Trade Contractors are in a uniquely challenging position. While their responsibilities are often narrowly defined in the scope of services, they are usually one part of a multi‐part process. This means that any claims that arise from a site may be brought against any or all of the contractors who performed operations at the location. And if the claim alleges something that is excluded by the contractor’s CGL policy, defense may not be provided.
Specific job site exposures that different types of trades have:
- Disturbing or exacerbating existing pollutants: Many contractors move earth, excavate, demolish, or otherwise alter existing features of a property. If any of those contain hazardous substances (petroleum contaminated soil, asbestos containing building materials, etc.), the contractor can be held responsible even though he was never advised that he would be.
- Contamination caused by materials the contractor brings to the site, such as paints, cleaning solvents, fuels, lubricants, etc.
- Contamination caused by operations, such as cutting through a gas line, installing flashing around window incorrectly, installing piping improperly, failing to solder joints, roofing leaks, erosion at site causing offsite contamination, etc.
- Contamination for which the contractor is held responsible, such as operations of a subcontractor to the trade contractor and actions of a party delivering materials to the site for the contractor.

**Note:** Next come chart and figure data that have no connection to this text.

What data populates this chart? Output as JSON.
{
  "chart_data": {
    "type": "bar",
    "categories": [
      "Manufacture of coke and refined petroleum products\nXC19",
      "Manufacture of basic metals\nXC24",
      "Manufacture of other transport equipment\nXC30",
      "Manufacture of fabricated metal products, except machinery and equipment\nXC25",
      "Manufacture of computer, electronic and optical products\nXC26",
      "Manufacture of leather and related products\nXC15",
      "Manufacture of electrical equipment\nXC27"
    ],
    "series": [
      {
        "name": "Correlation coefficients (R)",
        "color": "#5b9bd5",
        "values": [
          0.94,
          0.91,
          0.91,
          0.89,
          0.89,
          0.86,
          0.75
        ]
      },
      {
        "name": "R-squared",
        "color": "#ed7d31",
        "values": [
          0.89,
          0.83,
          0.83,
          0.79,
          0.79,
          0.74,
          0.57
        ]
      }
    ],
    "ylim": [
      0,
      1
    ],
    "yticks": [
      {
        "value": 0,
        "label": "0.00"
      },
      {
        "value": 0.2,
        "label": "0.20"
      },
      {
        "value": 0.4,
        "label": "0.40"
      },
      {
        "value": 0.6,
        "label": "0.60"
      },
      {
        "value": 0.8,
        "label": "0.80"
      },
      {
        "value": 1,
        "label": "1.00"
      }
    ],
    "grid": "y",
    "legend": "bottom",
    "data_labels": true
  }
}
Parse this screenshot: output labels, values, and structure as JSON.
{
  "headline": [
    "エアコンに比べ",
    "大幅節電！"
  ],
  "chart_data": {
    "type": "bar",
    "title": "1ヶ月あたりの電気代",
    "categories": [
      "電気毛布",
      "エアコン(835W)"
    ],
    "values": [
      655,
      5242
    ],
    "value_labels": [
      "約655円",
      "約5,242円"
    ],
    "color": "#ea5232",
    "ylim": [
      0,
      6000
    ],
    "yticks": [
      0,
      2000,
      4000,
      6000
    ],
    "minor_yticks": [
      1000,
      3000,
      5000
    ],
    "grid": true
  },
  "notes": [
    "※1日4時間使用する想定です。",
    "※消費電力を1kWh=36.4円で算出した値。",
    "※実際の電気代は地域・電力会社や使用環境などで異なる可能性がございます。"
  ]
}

- In addition to job site exposures, Trade Contractors also have exposures at the premises they own. This property, where they store their equipment and supplies, is often the single largest equity investment they have. Pollution at that location could reduce its value tremendously, effectively wiping out the equity built up by the owners.
- The final exposure area to note is Over the Road Pollution. This is the exposure that vehicles have going from owned premises to job sites. The upset and overturn of a vehicle can cause significant contamination, even if only from small amounts of fuels or solvents they use in their everyday work.

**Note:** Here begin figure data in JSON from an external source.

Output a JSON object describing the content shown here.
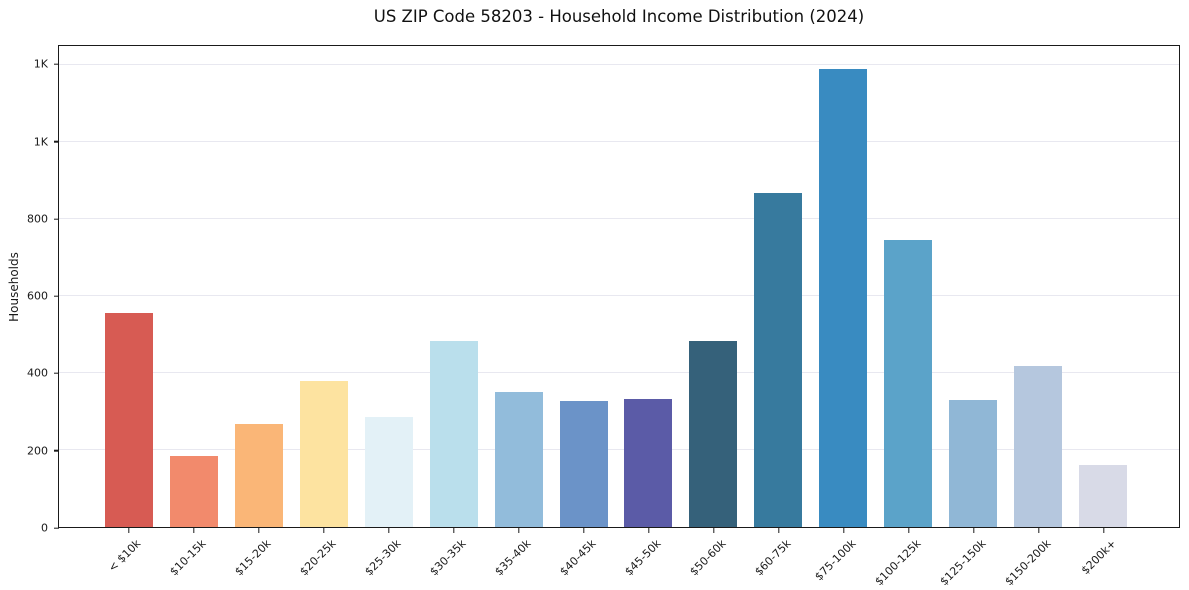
{
  "title": "US ZIP Code 58203 - Household Income Distribution (2024)",
  "chart_data": {
    "type": "bar",
    "title": "US ZIP Code 58203 - Household Income Distribution (2024)",
    "xlabel": "",
    "ylabel": "Households",
    "categories": [
      "< $10k",
      "$10-15k",
      "$15-20k",
      "$20-25k",
      "$25-30k",
      "$30-35k",
      "$35-40k",
      "$40-45k",
      "$45-50k",
      "$50-60k",
      "$60-75k",
      "$75-100k",
      "$100-125k",
      "$125-150k",
      "$150-200k",
      "$200k+"
    ],
    "values": [
      557,
      185,
      267,
      380,
      286,
      483,
      351,
      328,
      333,
      483,
      867,
      1190,
      745,
      330,
      418,
      161
    ],
    "bar_colors": [
      "#d75b53",
      "#f28a6c",
      "#fab677",
      "#fde3a0",
      "#e3f1f7",
      "#badfec",
      "#92bcdb",
      "#6b93c8",
      "#5b5ba7",
      "#35617a",
      "#377a9e",
      "#398bc1",
      "#5ba3c9",
      "#90b7d6",
      "#b5c7de",
      "#d8dae7"
    ],
    "ylim": [
      0,
      1250
    ],
    "yticks": {
      "values": [
        0,
        200,
        400,
        600,
        800,
        1000,
        1200
      ],
      "labels": [
        "0",
        "200",
        "400",
        "600",
        "800",
        "1K",
        "1K"
      ]
    },
    "grid": "horizontal",
    "legend": "none",
    "colors": {
      "spine": "#1a1a1a",
      "gridline": "#e8e8f0",
      "background": "#ffffff",
      "text": "#1a1a1a"
    }
  }
}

There are coverages available to address all of these exposures:
Contractors Pollution Liability
Designed to protect the Insured for claims stemming from pollution conditions at, on, or emanating from a job site arising where they are performing their operations.
Premises Pollution Liability
Coverage designed to protect against losses arising from the scheduled premises, which in this case would be the contractor’s owned properties.
Over the Road Pollution is of course, coverage for pollution events during transit.
All of these coverages are available for most trade contractors, and they are all affordable. Many can be purchased together in packages, or separately depending on the needs of the particular Insured. For the trade contractor faced with many exposures that are effectively out of their control, consideration of this type of coverage is very important. In the current softening market, enhancing your clients’ coverage can be done for little additional premium and will help secure your relationship going into the future.